Les prix des fruits va-t-il augmenter en raison de la météo du printemps ? Après des températures douces en mars qui ont entraîné un bourgeonnement précoce des cultures, une période de gel inédite d’une dizaine de jours en avril a touché des centaines de milliers d’hectares de vergers de vignes et de grande culture dans la région Sud et la vallée du Rhône.

Moins de fruits, des prix plus élevés

La moitié des arbres fruitiers de France auraient été touchés, selon 60 millions de consommateurs. Les fruits à noyaux (cerises, pêches et abricots) sont plus atteints que les autres. Selon les professionnels, seuls 60 à 65 % des pêches, 40% des abricots et 30% des cerises ont pu être récoltés par rapport aux années passées. Certains producteurs ont même produit toute leur récolte.

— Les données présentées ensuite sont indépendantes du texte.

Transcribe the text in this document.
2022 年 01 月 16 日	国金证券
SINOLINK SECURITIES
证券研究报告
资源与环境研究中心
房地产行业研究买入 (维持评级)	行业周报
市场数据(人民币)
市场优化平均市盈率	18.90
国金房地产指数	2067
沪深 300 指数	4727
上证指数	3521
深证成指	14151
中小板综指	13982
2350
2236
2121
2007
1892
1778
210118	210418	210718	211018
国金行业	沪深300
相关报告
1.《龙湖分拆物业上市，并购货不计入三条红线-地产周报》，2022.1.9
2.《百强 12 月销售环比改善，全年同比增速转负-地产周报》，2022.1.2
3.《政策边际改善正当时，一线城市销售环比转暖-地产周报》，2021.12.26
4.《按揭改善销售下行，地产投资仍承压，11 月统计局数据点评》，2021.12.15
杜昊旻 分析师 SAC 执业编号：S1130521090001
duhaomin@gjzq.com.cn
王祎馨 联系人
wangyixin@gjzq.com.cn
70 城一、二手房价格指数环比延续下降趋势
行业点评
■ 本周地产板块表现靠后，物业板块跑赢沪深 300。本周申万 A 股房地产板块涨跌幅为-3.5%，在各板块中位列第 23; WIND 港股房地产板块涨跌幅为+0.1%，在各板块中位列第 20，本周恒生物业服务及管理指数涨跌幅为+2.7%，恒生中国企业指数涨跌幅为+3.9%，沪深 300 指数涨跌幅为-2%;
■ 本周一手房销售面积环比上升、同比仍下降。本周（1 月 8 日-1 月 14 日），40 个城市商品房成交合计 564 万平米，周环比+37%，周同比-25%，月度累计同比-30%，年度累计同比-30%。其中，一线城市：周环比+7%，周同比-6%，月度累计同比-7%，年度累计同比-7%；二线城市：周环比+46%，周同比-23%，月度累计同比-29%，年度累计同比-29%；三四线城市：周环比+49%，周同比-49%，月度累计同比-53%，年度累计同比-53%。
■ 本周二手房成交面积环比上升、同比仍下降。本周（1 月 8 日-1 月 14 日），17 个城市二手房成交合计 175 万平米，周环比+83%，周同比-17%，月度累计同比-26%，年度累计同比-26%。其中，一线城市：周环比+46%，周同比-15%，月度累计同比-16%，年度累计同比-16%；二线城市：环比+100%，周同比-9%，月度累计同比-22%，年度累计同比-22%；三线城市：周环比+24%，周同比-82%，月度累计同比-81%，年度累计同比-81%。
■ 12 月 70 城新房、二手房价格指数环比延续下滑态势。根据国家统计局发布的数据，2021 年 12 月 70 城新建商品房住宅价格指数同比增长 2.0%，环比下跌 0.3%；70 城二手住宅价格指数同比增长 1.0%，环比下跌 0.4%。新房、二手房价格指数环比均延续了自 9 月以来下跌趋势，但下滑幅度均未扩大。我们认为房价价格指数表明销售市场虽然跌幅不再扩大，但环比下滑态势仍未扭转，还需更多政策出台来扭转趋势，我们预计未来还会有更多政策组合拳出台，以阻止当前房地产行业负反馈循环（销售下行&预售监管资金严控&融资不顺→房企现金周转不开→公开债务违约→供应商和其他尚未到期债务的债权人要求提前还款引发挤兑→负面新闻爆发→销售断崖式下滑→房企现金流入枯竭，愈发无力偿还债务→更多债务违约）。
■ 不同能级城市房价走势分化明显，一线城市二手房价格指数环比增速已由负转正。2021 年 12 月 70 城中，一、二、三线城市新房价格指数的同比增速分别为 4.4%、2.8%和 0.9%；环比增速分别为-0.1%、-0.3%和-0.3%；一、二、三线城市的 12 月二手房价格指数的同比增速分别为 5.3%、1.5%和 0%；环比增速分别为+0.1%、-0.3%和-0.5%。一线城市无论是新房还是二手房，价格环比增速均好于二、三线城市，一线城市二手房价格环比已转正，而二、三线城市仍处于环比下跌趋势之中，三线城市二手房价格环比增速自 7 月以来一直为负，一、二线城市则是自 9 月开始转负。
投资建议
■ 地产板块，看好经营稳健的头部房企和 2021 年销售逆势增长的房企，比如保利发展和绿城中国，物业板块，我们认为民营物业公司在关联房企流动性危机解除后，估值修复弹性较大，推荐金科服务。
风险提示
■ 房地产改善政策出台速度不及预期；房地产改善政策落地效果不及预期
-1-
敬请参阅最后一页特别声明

Qui dit volume réduit dit offre plus tendue” explique Bruno Darnaud, président de la Gouvernance économique des fruits et légumes à 60 millions de consommateurs. Par exemple, des abricots pourraient passer de 4,50€ le kilo (prix de l’an dernier) à 5€. Il poursuit : “En supposant que les prix des fruits augmentent dans les prochaines semaines, ils ne pourront évidemment pas compenser les pertes des producteurs. D’autant qu’il s’agira d’une hausse plutôt modeste, car il faut continuer à vendre les produits !

D’autres fruits impactés

Bien qu’ils soient les plus touchés, les fruits à noyaux ne sont pas les seuls à en pâtir. Les dégâts restent moins graves pour les autres. “Nectarines, poires et pommes risquent, pour certaines, d’avoir de petits défauts visuels, toutefois sans impact sur leurs qualités gustatives“, indique Bruno Darnaud.

Dans le Loir-et-Cher, les pommes ont aussi beaucoup souffert. 80 % des surfaces de la vingtaine d’arboriculteurs du département ont été touchées. C’est une grande partie de la production de pommes et de poires dont les pertes restent à définir.